Over-55s ‘in dark’ over financial impact of bereavement

Over-55s are currently in the dark over the financial impact that bereavement could have on them, Key Later Life Finance has warned.

This comes as research by the equity release adviser indicated that nearly one in 10 (9%) over-55s fear they will have to move house if their partner dies.

Key’s research was based on a study among 1,000 people over the age of 55 who are married or in a long-term relationship. It found that over three in 10 (31%) married or cohabiting couples have never discussed what will happen to their household income if one of them dies while 62% revealed they have never taken any legal or financial advice on estate planning. Around one in five (18%) have no financial plans at all if one of them dies.

A major issue highlighted by respondents to the nationwide study was a lack of knowledge about their partner’s pension and what benefits they will receive when their partner dies. One in four (25%) revealed they will receive nothing either because their partner does not have a pension, or they are not the named beneficiary.

Just over half (54%) of respondents know they are the named beneficiary on their partner’s pension while just 46% believe they and their partner are equally well-prepared for retirement.

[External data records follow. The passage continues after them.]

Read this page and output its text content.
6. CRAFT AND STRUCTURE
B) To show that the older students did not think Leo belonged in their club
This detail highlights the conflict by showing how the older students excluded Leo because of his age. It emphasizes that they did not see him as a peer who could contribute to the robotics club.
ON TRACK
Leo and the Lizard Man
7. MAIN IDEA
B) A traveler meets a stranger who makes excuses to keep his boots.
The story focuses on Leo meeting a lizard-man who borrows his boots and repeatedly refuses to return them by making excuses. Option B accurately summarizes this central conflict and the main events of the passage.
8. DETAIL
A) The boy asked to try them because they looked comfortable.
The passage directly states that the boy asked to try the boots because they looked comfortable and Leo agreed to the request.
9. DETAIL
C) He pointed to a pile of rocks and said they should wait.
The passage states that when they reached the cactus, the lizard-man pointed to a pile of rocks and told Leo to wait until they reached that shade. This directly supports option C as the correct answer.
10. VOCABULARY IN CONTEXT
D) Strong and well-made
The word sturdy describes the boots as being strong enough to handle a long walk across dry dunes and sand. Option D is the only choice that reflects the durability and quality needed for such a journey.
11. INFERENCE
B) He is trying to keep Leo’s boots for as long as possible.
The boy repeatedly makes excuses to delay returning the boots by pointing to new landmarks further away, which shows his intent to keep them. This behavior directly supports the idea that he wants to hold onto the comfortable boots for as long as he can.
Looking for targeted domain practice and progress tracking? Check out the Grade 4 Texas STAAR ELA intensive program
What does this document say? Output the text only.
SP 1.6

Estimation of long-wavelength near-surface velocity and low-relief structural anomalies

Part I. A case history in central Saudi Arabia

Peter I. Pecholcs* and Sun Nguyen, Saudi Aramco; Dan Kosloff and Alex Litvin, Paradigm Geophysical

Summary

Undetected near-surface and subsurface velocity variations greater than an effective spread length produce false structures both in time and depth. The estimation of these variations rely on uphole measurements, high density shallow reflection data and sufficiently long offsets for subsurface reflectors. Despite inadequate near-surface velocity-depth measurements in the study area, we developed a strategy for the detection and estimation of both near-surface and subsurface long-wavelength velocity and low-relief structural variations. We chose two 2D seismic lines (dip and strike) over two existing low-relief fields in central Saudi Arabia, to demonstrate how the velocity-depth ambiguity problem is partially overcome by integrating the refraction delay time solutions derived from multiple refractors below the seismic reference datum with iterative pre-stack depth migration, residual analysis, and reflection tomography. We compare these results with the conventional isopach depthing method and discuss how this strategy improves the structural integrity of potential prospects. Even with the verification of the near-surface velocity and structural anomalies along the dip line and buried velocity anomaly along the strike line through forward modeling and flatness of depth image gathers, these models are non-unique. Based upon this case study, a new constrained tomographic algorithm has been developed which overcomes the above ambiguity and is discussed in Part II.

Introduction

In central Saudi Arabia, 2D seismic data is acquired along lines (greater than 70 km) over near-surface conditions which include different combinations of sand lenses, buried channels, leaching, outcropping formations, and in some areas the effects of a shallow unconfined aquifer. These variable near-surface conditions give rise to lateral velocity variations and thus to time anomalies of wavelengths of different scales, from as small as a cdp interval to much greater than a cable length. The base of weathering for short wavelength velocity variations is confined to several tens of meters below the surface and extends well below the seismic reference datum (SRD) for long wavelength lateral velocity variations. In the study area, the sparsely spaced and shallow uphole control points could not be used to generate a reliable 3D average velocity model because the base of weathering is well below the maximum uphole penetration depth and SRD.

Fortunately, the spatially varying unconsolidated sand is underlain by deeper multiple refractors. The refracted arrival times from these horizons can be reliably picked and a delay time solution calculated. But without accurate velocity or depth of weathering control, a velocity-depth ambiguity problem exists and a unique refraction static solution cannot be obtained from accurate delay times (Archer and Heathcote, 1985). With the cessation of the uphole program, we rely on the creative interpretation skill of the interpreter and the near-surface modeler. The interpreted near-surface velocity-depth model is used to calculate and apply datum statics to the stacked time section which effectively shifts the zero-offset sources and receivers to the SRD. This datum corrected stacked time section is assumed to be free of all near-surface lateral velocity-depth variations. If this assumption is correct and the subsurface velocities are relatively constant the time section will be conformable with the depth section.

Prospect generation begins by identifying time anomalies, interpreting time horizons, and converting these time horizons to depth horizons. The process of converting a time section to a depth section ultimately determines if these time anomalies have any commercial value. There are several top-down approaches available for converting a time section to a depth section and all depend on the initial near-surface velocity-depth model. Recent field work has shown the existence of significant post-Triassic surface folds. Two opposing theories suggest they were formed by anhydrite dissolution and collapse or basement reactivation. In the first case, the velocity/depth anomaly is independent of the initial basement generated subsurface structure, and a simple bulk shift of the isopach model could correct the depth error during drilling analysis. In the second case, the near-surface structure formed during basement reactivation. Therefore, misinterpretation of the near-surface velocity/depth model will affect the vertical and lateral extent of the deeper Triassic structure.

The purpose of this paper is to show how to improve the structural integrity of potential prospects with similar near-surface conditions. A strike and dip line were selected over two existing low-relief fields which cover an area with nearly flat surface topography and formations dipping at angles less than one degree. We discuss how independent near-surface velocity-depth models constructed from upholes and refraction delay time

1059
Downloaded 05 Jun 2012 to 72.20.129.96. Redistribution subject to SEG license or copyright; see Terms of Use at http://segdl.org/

“Talking about death is clearly an uncomfortable subject and when you add money into the conversation it becomes even more uncomfortable,” said Key CEO, Will Hale.

“However, bereavement is sadly inevitable for all of us and being prepared financially with intentions made clear in a will can be some comfort particularly when so many people believe they could be forced to move home as a result.”

Key has urged over-55s to think carefully about later life financial planning, including ensuring that their will is up to date with their intentions made clear. The adviser’s research has also shown that around two out of three (67%) own their home outright with no mortgage.

“Talking about the financial impact of bereavement is an important first step and seeking independent legal and financial advice can help people be prepared in the event of their partner’s death,” added Hale.

“Accessing property wealth can be a vital lifeline for remaining partners to stay in their home and support their later life aspirations.”